Plusieurs très bons livres sont parus avant cette élection ; ils en éclairent les enjeux et fournissent d'utiles pistes. Cette phrase sent un peu trop son Monde... reprenons. Donc, de nombreux auteurs se sont lancés dans la publication d'un livre qui viserait ces deux cibles. L'éventail est assez largement ouvert, de l'ouvrage pour lecteur averti de Culpepper, Hall et Palier aux essais plus grand public de Georges de Ménil, Jacques Delpla et Charles Wyplosz, Thomas Philippon, sans compter le livre d'Augustin Landier et David Thesmar dont j'ai déjà vanté les qualités ici, et le livre de propositions (non concertées) de vingt auteurs publié par Telos.
Tout étant prétexte à pédagogie sur ce blog, je vous ferai remarquer que le paragraphe précédent est un "commitment device", un "moyen de s'engager". Ayant reçu ou acheté tous ces ouvrages, je les ai vus avec un certain sentiment de devoir non accompli s'accumuler sur ma table de travail. Dans un grand élan de courage, j'entame ma revue de littérature ; mais il est déjà 10 heures (post-meridiem, en bon latin du Nouveau Monde), et je sens bien que je n'irai pas jusqu'au bout ce soir. La prudence me suggère de ne discuter qu'un ouvrage, et de passer à un deuxième un jour prochain, peut-être. Mais c'est aussi la recette de la procrastination : toujours remettre au lendemain, etc. D'où le choix hardi de faire la liste des ouvrages dont je m'engage à traiter, encourant ainsi la haine éternelle des auteurs de ceux dont je ne viendrais pas à parler.

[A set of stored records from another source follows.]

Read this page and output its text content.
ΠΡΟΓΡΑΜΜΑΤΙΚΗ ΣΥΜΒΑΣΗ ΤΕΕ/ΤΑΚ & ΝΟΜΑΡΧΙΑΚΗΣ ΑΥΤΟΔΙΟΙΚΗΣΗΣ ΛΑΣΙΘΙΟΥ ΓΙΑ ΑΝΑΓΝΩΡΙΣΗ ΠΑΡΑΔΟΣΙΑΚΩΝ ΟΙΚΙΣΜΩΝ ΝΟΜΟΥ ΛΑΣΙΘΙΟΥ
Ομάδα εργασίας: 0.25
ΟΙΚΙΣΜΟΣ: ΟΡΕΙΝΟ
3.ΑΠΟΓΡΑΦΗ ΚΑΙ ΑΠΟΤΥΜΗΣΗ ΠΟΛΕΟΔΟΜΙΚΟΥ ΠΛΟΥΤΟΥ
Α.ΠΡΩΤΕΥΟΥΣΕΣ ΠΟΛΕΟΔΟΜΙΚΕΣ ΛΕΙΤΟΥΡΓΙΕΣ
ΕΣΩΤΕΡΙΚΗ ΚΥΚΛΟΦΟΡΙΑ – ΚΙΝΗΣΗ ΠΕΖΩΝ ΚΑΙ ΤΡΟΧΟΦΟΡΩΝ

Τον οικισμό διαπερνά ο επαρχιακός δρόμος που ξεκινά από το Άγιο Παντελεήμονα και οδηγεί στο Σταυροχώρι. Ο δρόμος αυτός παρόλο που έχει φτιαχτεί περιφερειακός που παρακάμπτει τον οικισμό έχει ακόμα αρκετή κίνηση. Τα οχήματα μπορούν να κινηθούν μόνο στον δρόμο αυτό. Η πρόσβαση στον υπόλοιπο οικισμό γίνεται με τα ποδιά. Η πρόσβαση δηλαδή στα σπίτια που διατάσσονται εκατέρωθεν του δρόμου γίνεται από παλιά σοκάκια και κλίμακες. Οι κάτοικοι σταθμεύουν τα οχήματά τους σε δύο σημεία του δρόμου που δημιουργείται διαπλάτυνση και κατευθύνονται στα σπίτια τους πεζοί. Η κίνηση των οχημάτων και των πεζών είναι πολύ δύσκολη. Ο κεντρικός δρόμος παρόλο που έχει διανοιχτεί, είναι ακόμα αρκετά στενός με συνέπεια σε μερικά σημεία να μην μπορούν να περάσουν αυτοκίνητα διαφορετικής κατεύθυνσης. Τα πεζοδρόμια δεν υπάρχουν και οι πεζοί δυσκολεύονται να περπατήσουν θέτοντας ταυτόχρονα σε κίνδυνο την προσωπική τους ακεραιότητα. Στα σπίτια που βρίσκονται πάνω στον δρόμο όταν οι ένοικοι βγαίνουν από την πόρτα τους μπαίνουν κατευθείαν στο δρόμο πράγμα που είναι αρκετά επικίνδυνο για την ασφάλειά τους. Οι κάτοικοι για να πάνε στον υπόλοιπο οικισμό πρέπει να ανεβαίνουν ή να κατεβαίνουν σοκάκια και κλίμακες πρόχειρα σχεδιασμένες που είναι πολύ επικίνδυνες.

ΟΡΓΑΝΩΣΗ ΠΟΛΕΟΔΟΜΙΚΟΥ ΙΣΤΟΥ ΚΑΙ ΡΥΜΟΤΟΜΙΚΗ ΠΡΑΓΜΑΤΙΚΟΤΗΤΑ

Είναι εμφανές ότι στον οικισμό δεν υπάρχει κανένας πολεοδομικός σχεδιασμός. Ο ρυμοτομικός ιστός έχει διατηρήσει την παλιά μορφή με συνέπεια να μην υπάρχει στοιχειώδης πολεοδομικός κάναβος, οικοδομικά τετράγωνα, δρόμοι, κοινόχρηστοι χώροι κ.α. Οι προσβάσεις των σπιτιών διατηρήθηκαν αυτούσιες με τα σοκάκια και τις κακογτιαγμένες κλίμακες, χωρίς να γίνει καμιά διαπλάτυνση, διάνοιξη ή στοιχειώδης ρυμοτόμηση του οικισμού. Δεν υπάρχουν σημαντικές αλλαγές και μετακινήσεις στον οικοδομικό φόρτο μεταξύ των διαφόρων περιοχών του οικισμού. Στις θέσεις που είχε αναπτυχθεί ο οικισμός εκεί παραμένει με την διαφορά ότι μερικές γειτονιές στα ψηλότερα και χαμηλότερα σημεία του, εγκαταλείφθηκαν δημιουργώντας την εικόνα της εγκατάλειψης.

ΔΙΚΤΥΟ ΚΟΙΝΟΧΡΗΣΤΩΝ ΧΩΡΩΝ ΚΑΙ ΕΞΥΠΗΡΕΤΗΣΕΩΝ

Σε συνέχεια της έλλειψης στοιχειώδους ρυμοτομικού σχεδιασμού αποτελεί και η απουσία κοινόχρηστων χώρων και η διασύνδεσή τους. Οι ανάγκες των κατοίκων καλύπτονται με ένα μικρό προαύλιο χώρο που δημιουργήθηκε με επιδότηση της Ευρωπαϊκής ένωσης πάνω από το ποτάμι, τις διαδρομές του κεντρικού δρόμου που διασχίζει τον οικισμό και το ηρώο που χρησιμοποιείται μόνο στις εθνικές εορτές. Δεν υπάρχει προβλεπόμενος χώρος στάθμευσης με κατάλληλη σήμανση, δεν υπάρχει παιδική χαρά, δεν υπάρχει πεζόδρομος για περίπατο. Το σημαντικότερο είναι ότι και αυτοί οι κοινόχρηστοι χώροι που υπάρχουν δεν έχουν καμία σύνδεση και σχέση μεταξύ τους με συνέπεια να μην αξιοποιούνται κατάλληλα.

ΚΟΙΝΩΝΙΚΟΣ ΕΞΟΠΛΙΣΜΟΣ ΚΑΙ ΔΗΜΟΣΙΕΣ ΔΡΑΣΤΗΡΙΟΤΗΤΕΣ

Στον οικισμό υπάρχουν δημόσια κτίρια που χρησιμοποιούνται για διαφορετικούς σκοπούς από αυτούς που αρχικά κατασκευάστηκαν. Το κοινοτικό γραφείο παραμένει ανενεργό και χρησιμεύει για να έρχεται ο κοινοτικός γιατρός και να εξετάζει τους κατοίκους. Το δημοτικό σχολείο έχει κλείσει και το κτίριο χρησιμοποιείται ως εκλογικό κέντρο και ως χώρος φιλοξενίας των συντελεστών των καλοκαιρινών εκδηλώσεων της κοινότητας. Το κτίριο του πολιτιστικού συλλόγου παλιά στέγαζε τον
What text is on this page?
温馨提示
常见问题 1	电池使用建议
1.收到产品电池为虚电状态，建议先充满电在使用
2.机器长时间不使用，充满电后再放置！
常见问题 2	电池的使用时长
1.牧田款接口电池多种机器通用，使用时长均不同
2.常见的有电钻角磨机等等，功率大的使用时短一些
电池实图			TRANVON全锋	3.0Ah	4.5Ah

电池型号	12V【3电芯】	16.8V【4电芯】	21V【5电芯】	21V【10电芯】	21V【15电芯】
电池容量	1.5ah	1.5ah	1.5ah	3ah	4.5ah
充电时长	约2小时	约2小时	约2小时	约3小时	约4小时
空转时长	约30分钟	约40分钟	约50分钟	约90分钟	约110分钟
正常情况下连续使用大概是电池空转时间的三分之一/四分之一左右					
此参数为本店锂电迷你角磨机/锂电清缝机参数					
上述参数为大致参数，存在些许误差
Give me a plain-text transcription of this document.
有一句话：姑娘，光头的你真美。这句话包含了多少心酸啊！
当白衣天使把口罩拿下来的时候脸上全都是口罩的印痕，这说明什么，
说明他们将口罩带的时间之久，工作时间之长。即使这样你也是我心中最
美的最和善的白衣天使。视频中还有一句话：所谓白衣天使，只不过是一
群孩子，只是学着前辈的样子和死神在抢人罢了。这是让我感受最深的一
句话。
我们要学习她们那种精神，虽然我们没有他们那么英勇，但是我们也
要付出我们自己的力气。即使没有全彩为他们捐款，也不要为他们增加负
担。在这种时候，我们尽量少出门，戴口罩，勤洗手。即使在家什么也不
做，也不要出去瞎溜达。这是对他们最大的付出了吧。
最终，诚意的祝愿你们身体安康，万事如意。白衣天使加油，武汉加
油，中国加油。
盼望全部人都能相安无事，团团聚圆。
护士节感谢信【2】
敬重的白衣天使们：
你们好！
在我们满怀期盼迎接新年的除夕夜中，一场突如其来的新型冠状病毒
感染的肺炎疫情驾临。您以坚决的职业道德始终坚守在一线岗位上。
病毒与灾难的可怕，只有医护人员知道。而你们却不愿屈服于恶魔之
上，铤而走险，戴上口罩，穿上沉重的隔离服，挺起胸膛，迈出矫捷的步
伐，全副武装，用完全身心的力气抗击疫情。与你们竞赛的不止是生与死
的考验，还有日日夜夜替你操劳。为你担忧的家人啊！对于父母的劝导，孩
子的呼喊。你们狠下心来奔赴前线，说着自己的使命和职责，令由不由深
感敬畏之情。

(Il s'agit aussi d'un "strategic commitment device", puisqu'il n'affecte pas seulement le comportement de mon "moi futur", mais aussi le vôtre, et celui des auteurs cités qui vont inciter leurs proches à visiter mon blog régulièrement pour aller aux nouvelles. Mais peut-être mégalomanisé-je).
Le chiffre romain I joue le même rôle, puisqu'il annonce un II (au moins). Quant au titre, mes remerciements vont à Bernoulli, Jakob, dont le De usu arte conjectandi in iure fut publié en 1713. (Il y a plusieurs variantes du titre, mais celle-ci correspond mieux à mon propos). Pourquoi un art ? Au moins pour la raison que Burke soulignait déjà au 18e siècle :
Reformation is one of those pieces which must be put at some distance in order to please. Its greatest favourers love it better in the abstract than in the substance. When any old prejudice of their own, or any interest that they value, is touched, they become scrupulous, they become captious, and every man has his separate exception.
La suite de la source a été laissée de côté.